Pretending to be a browser with requests and BeautifulSoup¶
Some web servers are insistent that no one scrape them. There are a lot of levels you can use to get around these sorts of restrictions. While using a browser automation tool like Selenium or Playwright is the most powerful, it's also more complicated and slower. If you're just getting started with web scraping or have a lot lot lot of pages to scrape, you might want to start with something simpler first.
Faking your User-Agent¶
The easiest way to pretend to be a browser is to change your User-Agent. A User-Agent is a string that tells the web server what kind of browser you're using.
import requests
headers = {'User-Agent': 'Mozilla/5.0 (Macintosh; Intel Mac macOS 10_15_7) AppleWebKit/537.36 (KHTML, like Gecko) Chrome/91.0.4472.114 Safari/537.36'}
requests.get('https://www.example.com', headers=headers)
Spoofing a real web browser request¶
When you visit a web site, a lot more information beyond just your User-Agent is sent to the web server. Instead of building up the pieces from scratch, you can instead copy a request from your browser and send it to the web server using requests
. Sometimes this gives enough information that you can just use requests and BeautifulSoup instead of a web automation tool.
There are a few ways to do this. My favorite is to use the Copy as cURL option from the Chrome developer tools.
- Open up the developer tools
View > Developer > Developer Tools
or⌘⌥I
- Click on the Network tab
- Visit the web page you want to scrape
- Right click on the request you want to copy – it's probably the one at the top of the list – and select Copy > Copy as cURL (or cURL (bash) if you're on Windows).

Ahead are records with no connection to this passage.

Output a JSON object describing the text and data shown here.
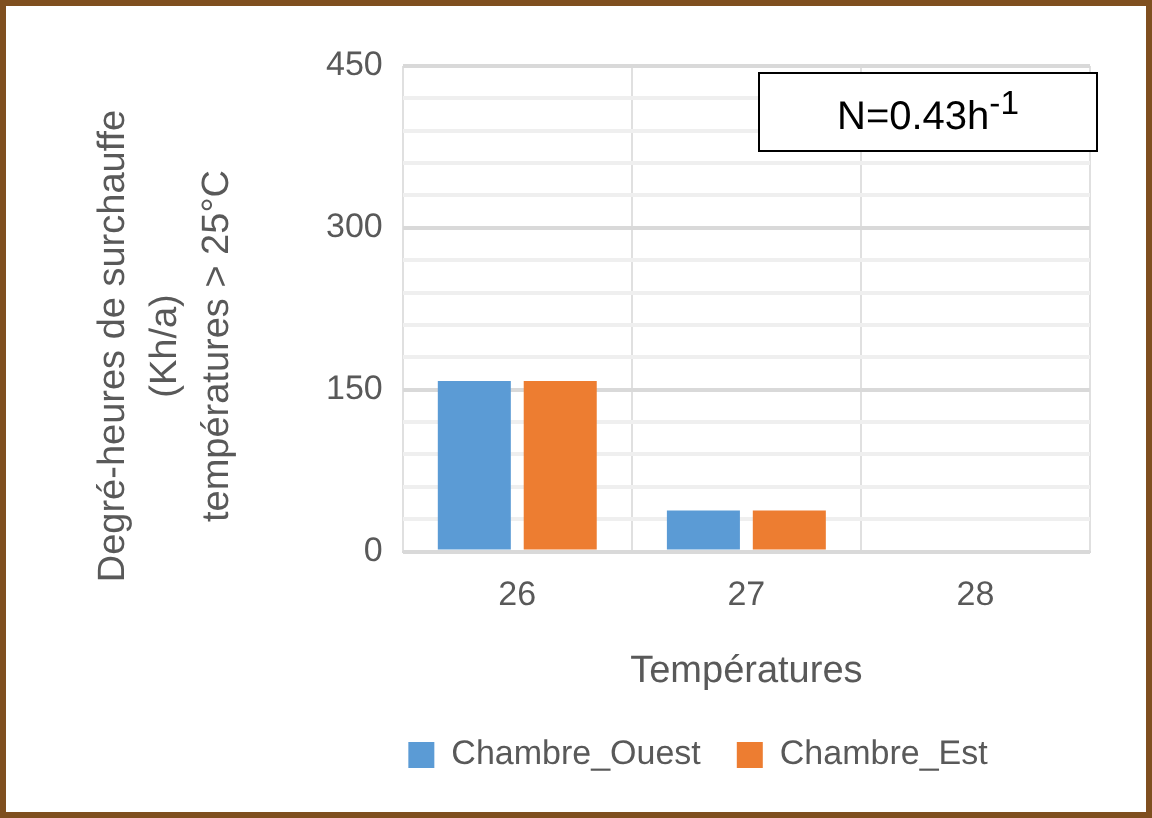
{
  "chart_data": {
    "type": "bar",
    "xlabel": "Températures",
    "ylabel": "Degré-heures de surchauffe\n(Kh/a)\ntempératures > 25°C",
    "categories": [
      "26",
      "27",
      "28"
    ],
    "series": [
      {
        "name": "Chambre_Ouest",
        "color": "#5b9bd5",
        "values": [
          158,
          38,
          0
        ]
      },
      {
        "name": "Chambre_Est",
        "color": "#ed7d31",
        "values": [
          158,
          38,
          0
        ]
      }
    ],
    "ylim": [
      0,
      450
    ],
    "yticks": [
      0,
      {
        "value": 30,
        "label": null
      },
      {
        "value": 60,
        "label": null
      },
      {
        "value": 90,
        "label": null
      },
      {
        "value": 120,
        "label": null
      },
      150,
      {
        "value": 180,
        "label": null
      },
      {
        "value": 210,
        "label": null
      },
      {
        "value": 240,
        "label": null
      },
      {
        "value": 270,
        "label": null
      },
      300,
      {
        "value": 330,
        "label": null
      },
      {
        "value": 360,
        "label": null
      },
      {
        "value": 390,
        "label": null
      },
      {
        "value": 420,
        "label": null
      },
      450
    ],
    "grid": true,
    "legend": "bottom",
    "annotations": [
      "N=0.43h$^{-1}$"
    ]
  }
}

It will give you something awful that is not Python code – it's curl code, for the command line – so you'll want to visit https://curlconverter.com/ to convert it to Python code. The result will still be long and awful, but you'll probably be able to understand a little more of it:
import requests
cookies = {
'nyt-a': '02M776PT3GdGh6vDY0h',
'purr-cache': '<K0<rC_<G',
'NYT-T': 'ok',
'nyt-auth-method': 'username',
'b2b_cig_opt': '%7B%22isrpUser%22%7D',
'nyt-gdpr': '0',
'nyt-geo': 'US',
'nyt-cmots': '',
'datadome': '7WcR9I_RUGozflOibxruPWQ5ftYU7YvwVb1oUDgMUc95fL0qNbqHLGbBQAs4zzyVaUzKv22PnEkMMoKZ5pFXlYSzmA-G2xPd6owLFhf34wg',
'nyt-m': '-46a4-8b1a-9c297914e621&prt=i.0&ft=i.0&fv=i.0&v=i.0&pr=l.4.0.0.0.0&ier=i.0&iru=i.1&t=i.2&imv=i.0&igf=i.0&ira=i.0&igu=i.1&e=i.1669903200&iir=i.0',
'nyt-b3-traceid': 'dbc374352dfc4bd86067635aa1654',
'nyt-purr': 'cfhhhhckfh',
'SIDNY': 'CBMSKQJ-I--8luzWAMgGFADsN',
}
headers = {
'authority': 'www.nytimes.com',
'accept': 'text/html,application/xhtml+xml,application/xml;q=0.9,image/avif,image/webp,image/apng,*/*;q=0.8,application/signed-exchange;v=b3;q=0.9',
'accept-language': 'en-US,en;q=0.9,ru;q=0.8',
'cache-control': 'max-age=0',
'dnt': '1',
'if-modified-since': 'Mon, 28 Nov 2022 00:06:21 GMT',
'sec-ch-ua': '"Google Chrome";v="107", "Chromium";v="107", "Not=A?Brand";v="24"',
'sec-ch-ua-mobile': '?0',
'sec-ch-ua-platform': '"macOS"',
'sec-fetch-dest': 'document',
'sec-fetch-mode': 'navigate',
'sec-fetch-site': 'none',
'sec-fetch-user': '?1',
'sec-gpc': '1',
'upgrade-insecure-requests': '1',
'user-agent': 'Mozilla/5.0 (Macintosh; Intel Mac macOS 10_15_7) AppleWebKit/537.36 (KHTML, like Gecko) Chrome/107.0.0.0 Safari/537.36',
}
response = requests.get('https://www.nytimes.com/', cookies=cookies, headers=headers)
Cut and paste that into your Python code and you might be able to scrape the page!